Entropy and Information Gain

Note

Updated: April 28, 2025

Overview

When building a Decision Tree, we aim to split data into increasingly pure groups.
But how can we measure "purity" or "impurity" mathematically?

One powerful way is using entropy, a concept from information theory.
Entropy measures how mixed or uncertain a group is.
When we split data, we use information gain — the reduction in entropy — to decide the best split.

1. Understanding Purity and Impurity

Imagine a bucket of marbles where each color = a class.

If all marbles are blue, the bucket is perfectly pure — you always guess “blue” and be right.
If the marbles are half blue, half red, the bucket is impure — your guess will be wrong half the time.

The more mixed the bucket, the higher the uncertainty.
We want to find questions (splits) that move us toward lower uncertainty — smaller entropy.

2. What is Entropy?

Plain language definition:

"Entropy measures how much surprise or uncertainty there is when picking an item at random."

If the bucket is pure (all one class), no surprise → entropy = 0.
If the bucket is highly mixed, lots of surprise → higher entropy.

Entropy Formula

Let $p_k$ be the proportion of samples in class $k$ .
If there are $K$ classes, the entropy $H$ is:

H = -\sum_{k=1}^K p_k \log_2 p_k

where:

$\log_2$ is the logarithm base 2 (information measured in "bits"),
By convention, $0 \log_2 0 = 0$ .

Examples

Pure bucket (all one class, say $p_k=1$ ):

H = -1 \times \log_2 1 = 0

✅ No uncertainty.

Two classes evenly mixed ( $p_1 = p_2 = 0.5$ ):

H = -\left(0.5 \log_2 0.5 + 0.5 \log_2 0.5\right) = 1.0

✅ Maximum uncertainty for 2 classes.

3. How Splitting Affects Entropy

When a question splits a parent group into left and right children:

$N_P$ : number of samples in parent
$N_L$ , $N_R$ : numbers of samples in left/right child
$H_P$ : entropy of parent
$H_L$ , $H_R$ : entropies of left/right children

The weighted average entropy after the split is:

\text{Weighted Entropy} = \frac{N_L}{N_P} H_L + \frac{N_R}{N_P} H_R

4. What is Information Gain?

Information gain measures how much entropy decreases after a split:

\text{Information Gain} = H_P - \left( \frac{N_L}{N_P} H_L + \frac{N_R}{N_P} H_R \right)

✅ Interpretation:

High information gain → split made the groups much purer.
Low information gain → split did not improve purity much.
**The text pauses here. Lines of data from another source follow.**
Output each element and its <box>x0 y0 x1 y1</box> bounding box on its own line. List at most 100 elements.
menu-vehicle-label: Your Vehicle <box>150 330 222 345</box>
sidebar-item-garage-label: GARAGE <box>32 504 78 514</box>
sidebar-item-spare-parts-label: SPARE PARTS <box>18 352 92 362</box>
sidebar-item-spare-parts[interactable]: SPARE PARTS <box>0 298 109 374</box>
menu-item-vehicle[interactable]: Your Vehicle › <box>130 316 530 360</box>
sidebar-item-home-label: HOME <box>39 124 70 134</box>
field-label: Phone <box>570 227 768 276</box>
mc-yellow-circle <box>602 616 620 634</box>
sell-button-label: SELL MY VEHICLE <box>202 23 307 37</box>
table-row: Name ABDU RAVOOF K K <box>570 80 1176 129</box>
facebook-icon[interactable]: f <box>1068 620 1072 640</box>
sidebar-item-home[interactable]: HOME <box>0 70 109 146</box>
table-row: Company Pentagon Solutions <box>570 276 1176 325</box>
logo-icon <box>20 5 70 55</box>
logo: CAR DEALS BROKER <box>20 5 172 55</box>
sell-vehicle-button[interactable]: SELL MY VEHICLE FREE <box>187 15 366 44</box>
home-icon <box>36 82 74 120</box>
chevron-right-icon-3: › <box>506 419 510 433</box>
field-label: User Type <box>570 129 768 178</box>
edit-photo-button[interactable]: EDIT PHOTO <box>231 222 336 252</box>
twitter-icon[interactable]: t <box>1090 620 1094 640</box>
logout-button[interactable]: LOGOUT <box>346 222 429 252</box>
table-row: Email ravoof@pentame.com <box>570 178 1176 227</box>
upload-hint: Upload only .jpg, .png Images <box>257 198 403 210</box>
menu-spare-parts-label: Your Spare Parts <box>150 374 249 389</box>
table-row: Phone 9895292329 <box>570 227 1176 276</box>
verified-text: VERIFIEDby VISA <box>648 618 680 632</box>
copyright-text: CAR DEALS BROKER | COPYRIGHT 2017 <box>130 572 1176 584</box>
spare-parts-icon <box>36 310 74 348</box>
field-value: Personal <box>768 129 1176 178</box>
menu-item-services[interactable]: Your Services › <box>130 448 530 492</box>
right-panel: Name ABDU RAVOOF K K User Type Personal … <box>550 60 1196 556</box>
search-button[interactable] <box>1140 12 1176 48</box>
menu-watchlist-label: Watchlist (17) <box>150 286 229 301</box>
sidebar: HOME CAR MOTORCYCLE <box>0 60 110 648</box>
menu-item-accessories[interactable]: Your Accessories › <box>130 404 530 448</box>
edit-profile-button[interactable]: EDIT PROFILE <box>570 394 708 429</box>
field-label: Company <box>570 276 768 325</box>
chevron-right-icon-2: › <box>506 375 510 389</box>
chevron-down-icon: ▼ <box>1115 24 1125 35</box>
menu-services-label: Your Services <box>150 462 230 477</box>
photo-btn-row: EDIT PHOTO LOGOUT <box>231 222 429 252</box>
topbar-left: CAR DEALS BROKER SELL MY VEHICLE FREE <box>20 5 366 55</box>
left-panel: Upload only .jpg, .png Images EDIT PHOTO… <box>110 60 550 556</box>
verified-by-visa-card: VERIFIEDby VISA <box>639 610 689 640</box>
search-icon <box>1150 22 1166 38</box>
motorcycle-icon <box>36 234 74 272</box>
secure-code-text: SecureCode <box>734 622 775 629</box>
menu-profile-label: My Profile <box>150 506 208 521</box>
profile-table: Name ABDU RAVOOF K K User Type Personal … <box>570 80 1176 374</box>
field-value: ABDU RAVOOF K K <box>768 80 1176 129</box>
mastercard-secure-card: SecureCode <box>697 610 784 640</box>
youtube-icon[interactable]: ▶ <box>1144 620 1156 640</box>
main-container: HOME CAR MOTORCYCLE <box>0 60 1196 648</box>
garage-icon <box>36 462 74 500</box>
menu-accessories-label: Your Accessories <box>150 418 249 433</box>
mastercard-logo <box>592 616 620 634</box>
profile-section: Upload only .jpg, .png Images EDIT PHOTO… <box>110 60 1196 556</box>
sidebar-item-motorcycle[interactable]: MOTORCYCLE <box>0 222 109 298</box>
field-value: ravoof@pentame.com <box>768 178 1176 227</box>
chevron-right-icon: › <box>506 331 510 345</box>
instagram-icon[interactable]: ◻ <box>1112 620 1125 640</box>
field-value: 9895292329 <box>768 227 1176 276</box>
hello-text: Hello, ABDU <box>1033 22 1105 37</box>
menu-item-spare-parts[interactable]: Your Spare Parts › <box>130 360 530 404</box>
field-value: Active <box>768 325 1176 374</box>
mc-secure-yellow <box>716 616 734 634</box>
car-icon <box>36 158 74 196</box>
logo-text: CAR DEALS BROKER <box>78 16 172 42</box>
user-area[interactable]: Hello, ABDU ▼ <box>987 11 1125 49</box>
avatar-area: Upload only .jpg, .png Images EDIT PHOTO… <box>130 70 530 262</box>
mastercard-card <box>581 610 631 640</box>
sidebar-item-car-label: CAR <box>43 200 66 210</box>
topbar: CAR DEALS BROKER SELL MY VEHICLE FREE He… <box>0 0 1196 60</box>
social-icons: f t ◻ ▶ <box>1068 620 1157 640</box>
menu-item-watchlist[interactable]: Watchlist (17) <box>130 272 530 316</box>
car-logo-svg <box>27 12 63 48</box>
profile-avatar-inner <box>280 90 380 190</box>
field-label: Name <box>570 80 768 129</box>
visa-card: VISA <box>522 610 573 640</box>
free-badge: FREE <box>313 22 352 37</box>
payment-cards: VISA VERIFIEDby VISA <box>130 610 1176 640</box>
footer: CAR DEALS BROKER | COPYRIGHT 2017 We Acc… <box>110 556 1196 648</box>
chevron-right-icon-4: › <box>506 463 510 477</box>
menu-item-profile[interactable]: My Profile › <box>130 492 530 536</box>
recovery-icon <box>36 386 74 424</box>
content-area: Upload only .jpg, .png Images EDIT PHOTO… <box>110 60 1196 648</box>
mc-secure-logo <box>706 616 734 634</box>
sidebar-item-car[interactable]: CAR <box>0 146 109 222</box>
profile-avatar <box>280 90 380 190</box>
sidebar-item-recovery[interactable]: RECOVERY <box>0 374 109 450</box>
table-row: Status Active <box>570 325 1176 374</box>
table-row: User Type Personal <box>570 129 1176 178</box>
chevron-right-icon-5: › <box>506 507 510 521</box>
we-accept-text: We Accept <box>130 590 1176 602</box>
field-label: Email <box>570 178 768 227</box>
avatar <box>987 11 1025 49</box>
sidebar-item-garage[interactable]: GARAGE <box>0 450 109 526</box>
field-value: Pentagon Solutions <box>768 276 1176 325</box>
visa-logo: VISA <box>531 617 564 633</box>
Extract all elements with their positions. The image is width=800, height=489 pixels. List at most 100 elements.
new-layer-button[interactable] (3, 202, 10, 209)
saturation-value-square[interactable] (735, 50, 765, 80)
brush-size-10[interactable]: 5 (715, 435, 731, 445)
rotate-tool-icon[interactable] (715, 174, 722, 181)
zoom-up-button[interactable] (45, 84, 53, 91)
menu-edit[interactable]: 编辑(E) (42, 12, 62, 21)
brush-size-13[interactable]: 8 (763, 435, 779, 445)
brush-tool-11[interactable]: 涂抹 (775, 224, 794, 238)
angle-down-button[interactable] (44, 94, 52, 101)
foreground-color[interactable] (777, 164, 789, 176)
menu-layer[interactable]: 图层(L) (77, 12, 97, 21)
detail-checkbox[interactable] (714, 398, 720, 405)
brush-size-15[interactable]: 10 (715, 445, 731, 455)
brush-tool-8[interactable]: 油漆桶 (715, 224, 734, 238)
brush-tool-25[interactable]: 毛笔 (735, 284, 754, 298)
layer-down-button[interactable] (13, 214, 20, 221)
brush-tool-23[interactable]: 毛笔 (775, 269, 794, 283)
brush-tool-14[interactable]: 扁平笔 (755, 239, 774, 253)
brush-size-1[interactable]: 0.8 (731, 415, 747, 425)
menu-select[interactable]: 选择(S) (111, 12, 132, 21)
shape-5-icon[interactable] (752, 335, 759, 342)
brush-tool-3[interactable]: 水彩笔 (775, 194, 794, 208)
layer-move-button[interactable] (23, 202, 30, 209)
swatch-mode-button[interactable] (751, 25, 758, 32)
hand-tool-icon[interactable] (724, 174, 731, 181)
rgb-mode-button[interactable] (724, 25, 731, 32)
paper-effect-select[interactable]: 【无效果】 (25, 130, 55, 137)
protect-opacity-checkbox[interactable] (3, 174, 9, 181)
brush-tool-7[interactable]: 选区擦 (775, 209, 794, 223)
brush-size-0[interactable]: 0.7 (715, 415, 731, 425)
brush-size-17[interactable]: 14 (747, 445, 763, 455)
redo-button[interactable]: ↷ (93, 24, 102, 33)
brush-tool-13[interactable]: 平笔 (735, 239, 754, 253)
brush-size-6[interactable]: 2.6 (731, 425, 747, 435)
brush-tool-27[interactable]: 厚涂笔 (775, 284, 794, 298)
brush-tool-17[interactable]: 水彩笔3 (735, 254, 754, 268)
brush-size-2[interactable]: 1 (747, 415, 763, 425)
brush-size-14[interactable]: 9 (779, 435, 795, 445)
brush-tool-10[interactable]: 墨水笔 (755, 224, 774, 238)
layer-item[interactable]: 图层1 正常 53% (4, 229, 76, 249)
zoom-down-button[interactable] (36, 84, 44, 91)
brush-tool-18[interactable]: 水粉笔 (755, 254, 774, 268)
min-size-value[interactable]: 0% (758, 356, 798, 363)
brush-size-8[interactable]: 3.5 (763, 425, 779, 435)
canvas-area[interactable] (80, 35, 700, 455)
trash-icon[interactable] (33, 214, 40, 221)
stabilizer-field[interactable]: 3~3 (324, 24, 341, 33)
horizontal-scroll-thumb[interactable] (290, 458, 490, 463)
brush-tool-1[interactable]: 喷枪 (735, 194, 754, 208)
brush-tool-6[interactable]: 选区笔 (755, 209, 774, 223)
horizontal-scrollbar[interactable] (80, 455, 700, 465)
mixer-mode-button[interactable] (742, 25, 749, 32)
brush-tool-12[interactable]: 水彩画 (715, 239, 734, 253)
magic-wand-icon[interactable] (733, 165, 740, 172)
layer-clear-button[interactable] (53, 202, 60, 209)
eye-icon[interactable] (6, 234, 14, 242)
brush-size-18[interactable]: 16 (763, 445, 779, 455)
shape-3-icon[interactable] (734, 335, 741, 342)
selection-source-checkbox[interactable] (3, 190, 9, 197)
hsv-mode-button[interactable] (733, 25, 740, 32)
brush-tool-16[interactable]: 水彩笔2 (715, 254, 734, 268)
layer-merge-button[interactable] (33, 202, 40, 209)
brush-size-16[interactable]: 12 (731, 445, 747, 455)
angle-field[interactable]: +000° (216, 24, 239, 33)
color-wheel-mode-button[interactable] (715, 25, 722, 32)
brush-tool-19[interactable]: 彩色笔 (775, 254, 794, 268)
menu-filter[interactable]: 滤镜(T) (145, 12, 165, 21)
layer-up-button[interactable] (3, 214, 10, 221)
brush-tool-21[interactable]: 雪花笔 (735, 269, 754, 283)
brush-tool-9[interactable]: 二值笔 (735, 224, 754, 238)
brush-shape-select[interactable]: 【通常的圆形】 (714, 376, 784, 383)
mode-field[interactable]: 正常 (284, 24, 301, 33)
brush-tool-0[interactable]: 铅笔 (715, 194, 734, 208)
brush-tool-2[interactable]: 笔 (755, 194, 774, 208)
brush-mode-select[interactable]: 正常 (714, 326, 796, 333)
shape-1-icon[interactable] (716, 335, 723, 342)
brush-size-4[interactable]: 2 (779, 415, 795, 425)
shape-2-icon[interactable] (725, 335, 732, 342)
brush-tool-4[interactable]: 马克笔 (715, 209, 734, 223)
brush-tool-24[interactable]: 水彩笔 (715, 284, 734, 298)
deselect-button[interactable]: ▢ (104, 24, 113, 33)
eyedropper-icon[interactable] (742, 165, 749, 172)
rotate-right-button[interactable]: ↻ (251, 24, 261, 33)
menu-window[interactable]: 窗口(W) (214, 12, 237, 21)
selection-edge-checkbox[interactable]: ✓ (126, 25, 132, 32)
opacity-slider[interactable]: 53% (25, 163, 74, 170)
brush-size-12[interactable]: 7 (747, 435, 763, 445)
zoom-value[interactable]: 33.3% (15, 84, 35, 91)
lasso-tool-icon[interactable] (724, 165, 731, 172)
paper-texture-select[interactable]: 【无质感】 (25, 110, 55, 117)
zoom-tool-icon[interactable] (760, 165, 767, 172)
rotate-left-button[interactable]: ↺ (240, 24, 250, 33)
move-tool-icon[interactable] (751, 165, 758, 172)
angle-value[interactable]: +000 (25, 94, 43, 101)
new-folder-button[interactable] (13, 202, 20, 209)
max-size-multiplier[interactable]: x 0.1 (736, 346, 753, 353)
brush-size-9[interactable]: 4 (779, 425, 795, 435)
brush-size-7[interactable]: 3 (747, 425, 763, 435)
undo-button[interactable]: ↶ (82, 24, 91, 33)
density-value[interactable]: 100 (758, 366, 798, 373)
When building a tree, we choose the split with the highest information gain at each step.

5. Growing a Decision Tree with Entropy and Information Gain

Start with all data in the root node.
For every possible question (feature + threshold):
- Calculate how the split would divide the data.
- Calculate the information gain from the split.
Choose the question with the highest information gain.
Split the node into left/right children.
Recursively repeat steps 2–4 for each child.
Stop when:
- A node is pure (entropy = 0), or
- Other limits are reached (e.g., max_depth, min_samples_leaf).

6. Making Predictions with the Tree

To classify a new input:

Start at the root node.
Ask the stored yes/no question.
Follow the yes or no branch.
Repeat until reaching a leaf node.
Output the most common class label in that leaf.

✅ Like playing "20 Questions" — each answer brings you closer to the final class.

Final Thoughts

Entropy measures how mixed a group is.
Information gain tells us how much a split reduces that mixing.
Decision Trees use information gain to decide which questions to ask.

Building trees with entropy and information gain helps models split the data intelligently, leading to better classification accuracy.